Protocol of the Session on February 22, 2006

(Beifall bei der SPD)

Wir freuen uns ganz besonders, dass unsere ehemalige Ministerpräsidentin ihr Ansehen und ihre Kompetenz einbringt.

Nach dem neuesten Armuts- und Reichtumsbericht der Bundesregierung hat sich die Schere zwischen Arm und Reich in unserem Land weiter geöffnet. Armut von Kindern und ihren Familien und hier ist nicht nur Einkommensarmut gemeint hat Folgen für ihre Gesundheit, ihre Bildungschancen, für das soziale Verhalten, für das gesellschaftliche Miteinander.
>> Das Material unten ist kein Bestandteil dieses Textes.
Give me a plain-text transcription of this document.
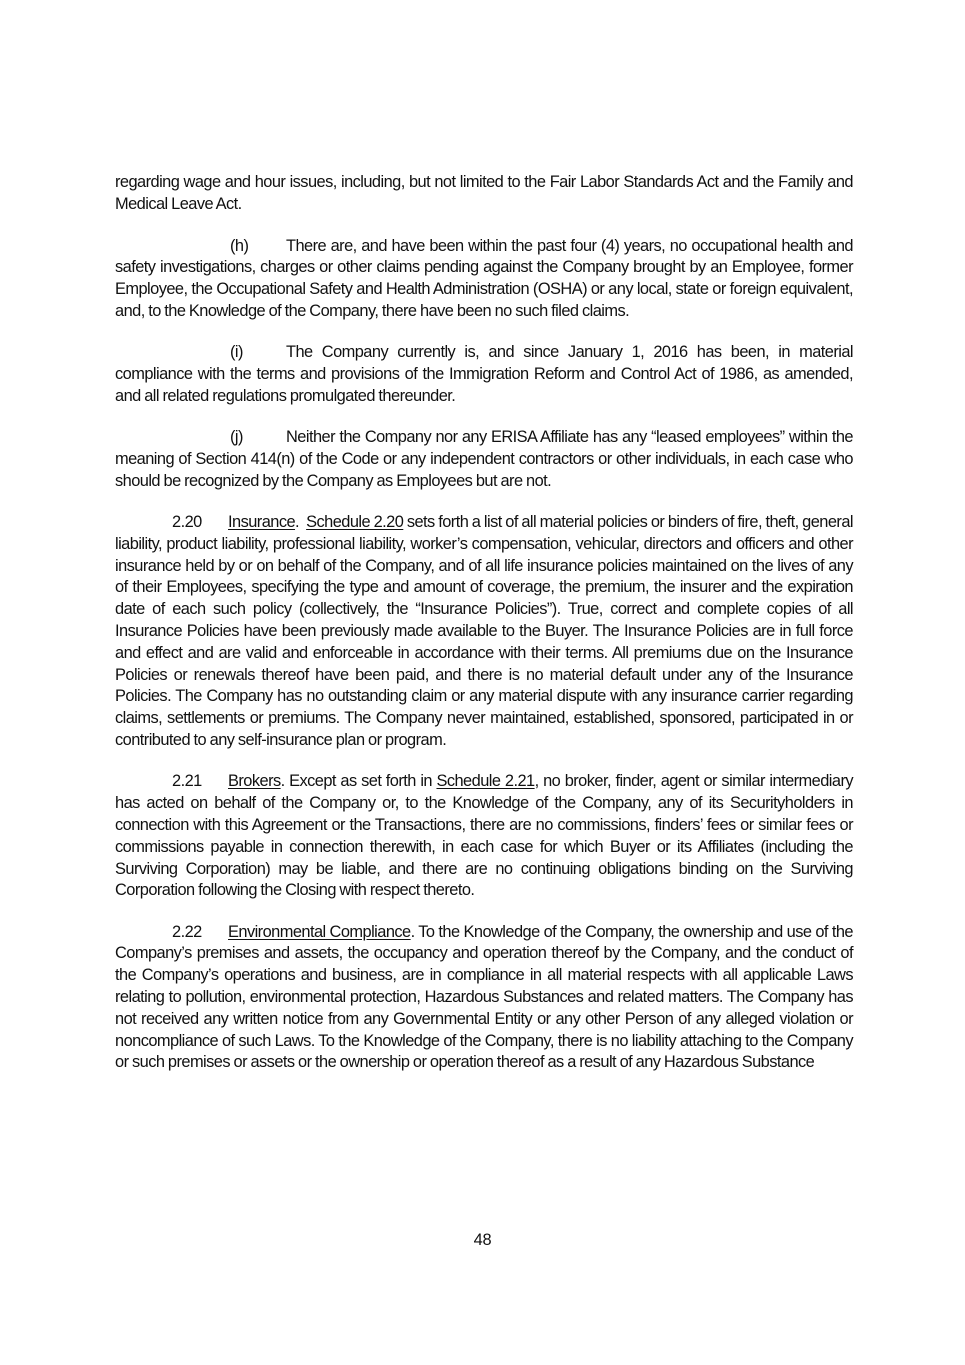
regarding wage and hour issues, including, but not limited to the Fair Labor Standards Act and the Family and Medical Leave Act.

(h) There are, and have been within the past four (4) years, no occupational health and safety investigations, charges or other claims pending against the Company brought by an Employee, former Employee, the Occupational Safety and Health Administration (OSHA) or any local, state or foreign equivalent, and, to the Knowledge of the Company, there have been no such filed claims.

(i)	The Company currently is, and since January 1, 2016 has been, in material compliance with the terms and provisions of the Immigration Reform and Control Act of 1986, as amended, and all related regulations promulgated thereunder.

(j)	Neither the Company nor any ERISA Affiliate has any “leased employees” within the meaning of Section 414(n) of the Code or any independent contractors or other individuals, in each case who should be recognized by the Company as Employees but are not.

2.20 Insurance. Schedule 2.20 sets forth a list of all material policies or binders of fire, theft, general liability, product liability, professional liability, worker’s compensation, vehicular, directors and officers and other insurance held by or on behalf of the Company, and of all life insurance policies maintained on the lives of any of their Employees, specifying the type and amount of coverage, the premium, the insurer and the expiration date of each such policy (collectively, the “Insurance Policies”). True, correct and complete copies of all Insurance Policies have been previously made available to the Buyer. The Insurance Policies are in full force and effect and are valid and enforceable in accordance with their terms. All premiums due on the Insurance Policies or renewals thereof have been paid, and there is no material default under any of the Insurance Policies. The Company has no outstanding claim or any material dispute with any insurance carrier regarding claims, settlements or premiums. The Company never maintained, established, sponsored, participated in or contributed to any self-insurance plan or program.

2.21 Brokers. Except as set forth in Schedule 2.21, no broker, finder, agent or similar intermediary has acted on behalf of the Company or, to the Knowledge of the Company, any of its Securityholders in connection with this Agreement or the Transactions, there are no commissions, finders’ fees or similar fees or commissions payable in connection therewith, in each case for which Buyer or its Affiliates (including the Surviving Corporation) may be liable, and there are no continuing obligations binding on the Surviving Corporation following the Closing with respect thereto.

2.22 Environmental Compliance. To the Knowledge of the Company, the ownership and use of the Company’s premises and assets, the occupancy and operation thereof by the Company, and the conduct of the Company’s operations and business, are in compliance in all material respects with all applicable Laws relating to pollution, environmental protection, Hazardous Substances and related matters. The Company has not received any written notice from any Governmental Entity or any other Person of any alleged violation or noncompliance of such Laws. To the Knowledge of the Company, there is no liability attaching to the Company or such premises or assets or the ownership or operation thereof as a result of any Hazardous Substance

48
Unzureichende Förderung, fehlende Zuwendung und mangelnde Verlässlichkeit - das sind Ursachen für Hoffnungslosigkeit bei Kindern und Jugendlichen. Diese Probleme führen häufig zu Lebenskrisen mit schwerwiegenden Folgen für die Betroffenen, für ihren weiteren Lebensweg und für ihr soziales Umfeld. Ziel einer zukunftsorientierten Politik muss es deshalb nach Auffassung der SPD-Fraktion sein, die in der Regel schon in sehr frühen Lebensjahren von Kindern einsetzende Spirale von Benachteiligung zu durchbrechen.
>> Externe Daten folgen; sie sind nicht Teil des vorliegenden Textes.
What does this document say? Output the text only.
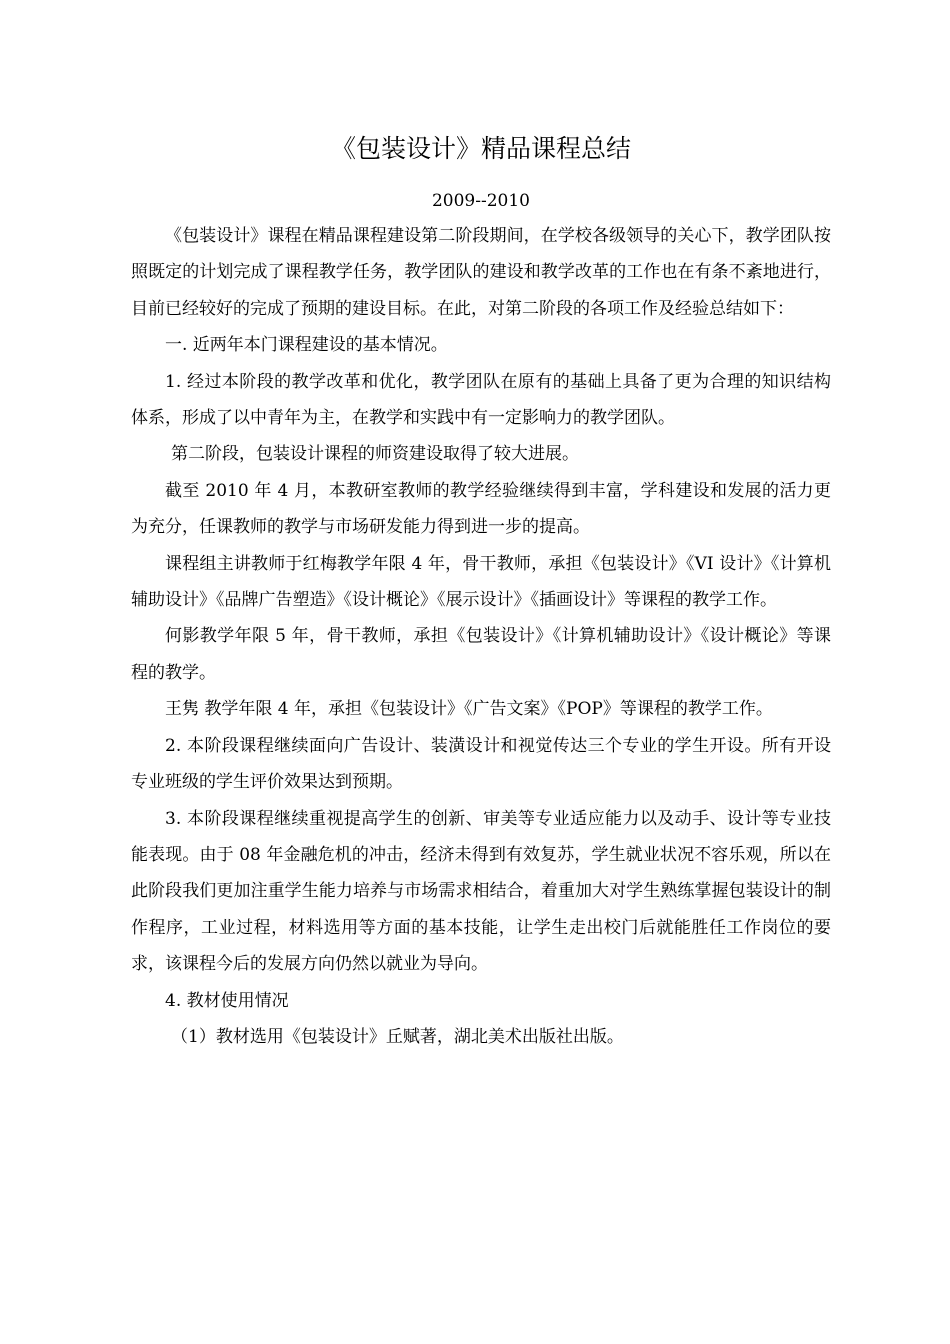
《包装设计》精品课程总结
2009--2010

《包装设计》课程在精品课程建设第二阶段期间，在学校各级领导的关心下，教学团队按照既定的计划完成了课程教学任务，教学团队的建设和教学改革的工作也在有条不紊地进行，目前已经较好的完成了预期的建设目标。在此，对第二阶段的各项工作及经验总结如下：

一. 近两年本门课程建设的基本情况。

1. 经过本阶段的教学改革和优化，教学团队在原有的基础上具备了更为合理的知识结构体系，形成了以中青年为主，在教学和实践中有一定影响力的教学团队。

第二阶段，包装设计课程的师资建设取得了较大进展。

截至 2010 年 4 月，本教研室教师的教学经验继续得到丰富，学科建设和发展的活力更为充分，任课教师的教学与市场研发能力得到进一步的提高。

课程组主讲教师于红梅教学年限 4 年，骨干教师，承担《包装设计》《VI 设计》《计算机辅助设计》《品牌广告塑造》《设计概论》《展示设计》《插画设计》等课程的教学工作。

何影教学年限 5 年，骨干教师，承担《包装设计》《计算机辅助设计》《设计概论》等课程的教学。

王隽 教学年限 4 年，承担《包装设计》《广告文案》《POP》等课程的教学工作。

2. 本阶段课程继续面向广告设计、装潢设计和视觉传达三个专业的学生开设。所有开设专业班级的学生评价效果达到预期。

3. 本阶段课程继续重视提高学生的创新、审美等专业适应能力以及动手、设计等专业技能表现。由于 08 年金融危机的冲击，经济未得到有效复苏，学生就业状况不容乐观，所以在此阶段我们更加注重学生能力培养与市场需求相结合，着重加大对学生熟练掌握包装设计的制作程序，工业过程，材料选用等方面的基本技能，让学生走出校门后就能胜任工作岗位的要求，该课程今后的发展方向仍然以就业为导向。

4. 教材使用情况

（1）教材选用《包装设计》丘赋著，湖北美术出版社出版。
Nach Aussagen des Kinderschutzbundes, der AWO, des Landesjugendrings und des Sozialverbandes wuchsen Mitte 2005 etwa 14 % aller Kinder in Schleswig-Holstein unter Armutsbedingungen auf. Ich meine, es ist müßig, einen Streit über die zugrunde liegende Armutsdefinition zu führen. Denn es ändert nicht die Notwendigkeit des Handelns, wenn aufgrund anderer Berechnungsmodelle der Prozentsatz der betroffenen Kinder leicht sinkt oder steigt

(Beifall bei der SPD)

Wir sprechen in jedem Fall über viel zu viele Kinder und ihre Familien.
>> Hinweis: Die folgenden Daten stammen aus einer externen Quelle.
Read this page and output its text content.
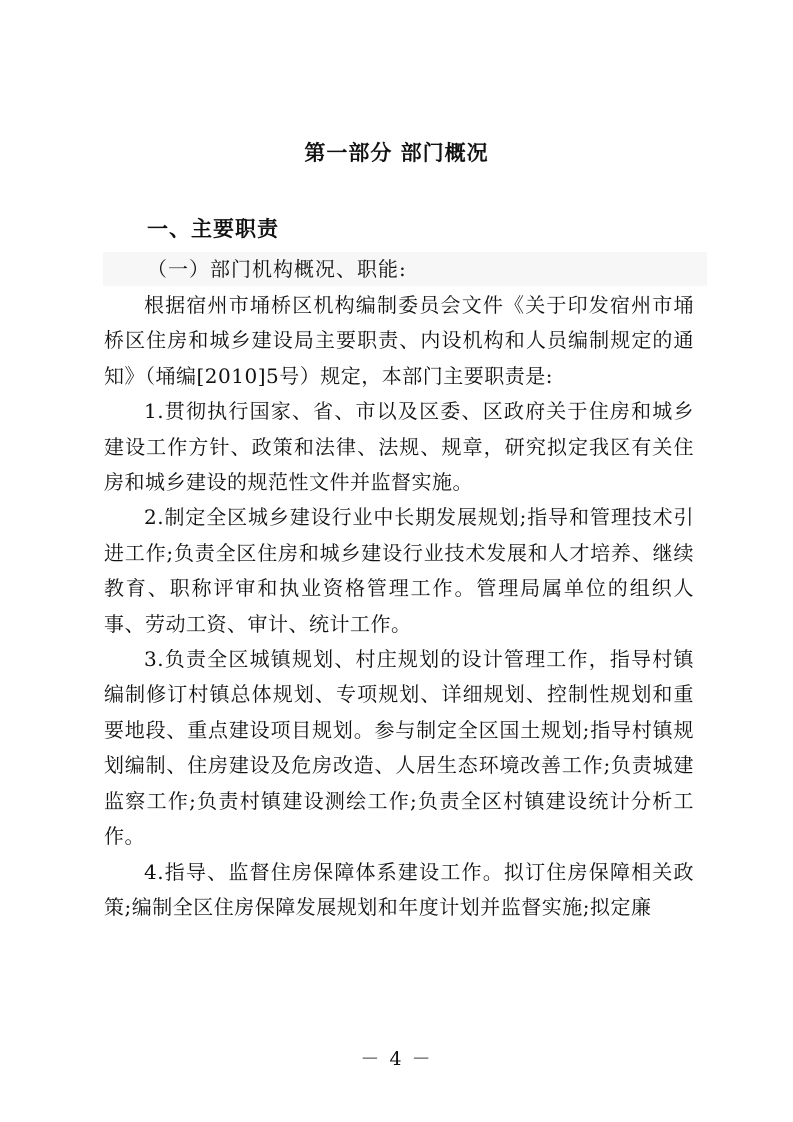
第一部分 部门概况
一、主要职责
（一）部门机构概况、职能:

根据宿州市埇桥区机构编制委员会文件《关于印发宿州市埇桥区住房和城乡建设局主要职责、内设机构和人员编制规定的通知》（埇编[2010]5号）规定，本部门主要职责是:

1.贯彻执行国家、省、市以及区委、区政府关于住房和城乡建设工作方针、政策和法律、法规、规章，研究拟定我区有关住房和城乡建设的规范性文件并监督实施。

2.制定全区城乡建设行业中长期发展规划;指导和管理技术引进工作;负责全区住房和城乡建设行业技术发展和人才培养、继续教育、职称评审和执业资格管理工作。管理局属单位的组织人事、劳动工资、审计、统计工作。

3.负责全区城镇规划、村庄规划的设计管理工作，指导村镇编制修订村镇总体规划、专项规划、详细规划、控制性规划和重要地段、重点建设项目规划。参与制定全区国土规划;指导村镇规划编制、住房建设及危房改造、人居生态环境改善工作;负责城建监察工作;负责村镇建设测绘工作;负责全区村镇建设统计分析工作。

4.指导、监督住房保障体系建设工作。拟订住房保障相关政策;编制全区住房保障发展规划和年度计划并监督实施;拟定廉

－ 4 －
Was bedeutet eine Kindheit in Armut? Welche Benachteiligungen entstehen? - Ist eine Familie ihrem Einkommen nach arm, ist das Risiko hoch, dass die Kinder sozial, materiell, kulturell und gesundheitlich unterversorgt sind. Bei den sechsjährigen armen Kindern in unserem Bundesland sind gegenüber nicht armen Kindern deutlich häufiger Auffälligkeiten beim Sprach-, Spiel- und Arbeitsverhalten festzustellen.

Auch bei Klassenwiederholungen zeigen sich deutliche Unterschiede: Während fast 30 % der armen Kinder eine Klasse wiederholen müssen, sind es bei nicht armen Kindern nur 8,4 %.

Eine der neuesten Untersuchungen, die sich mit der Armut von Kindern beschäftigen, hat das Institut für Sozialarbeit und Sozialpädagogik im Auftrag des Bundesverbandes der Arbeiterwohlfahrt erstellt. Auch die Ergebnisse dieser Studie belegen, was zumindest bei fachlich Interessierten längst bekannt ist: Das höchste Armutsrisiko haben Kinder aus Einelternfamilien, Kinder aus sehr großen Familien mit vier und mehr Kindern und Kinder aus Familien mit Migrationshintergrund.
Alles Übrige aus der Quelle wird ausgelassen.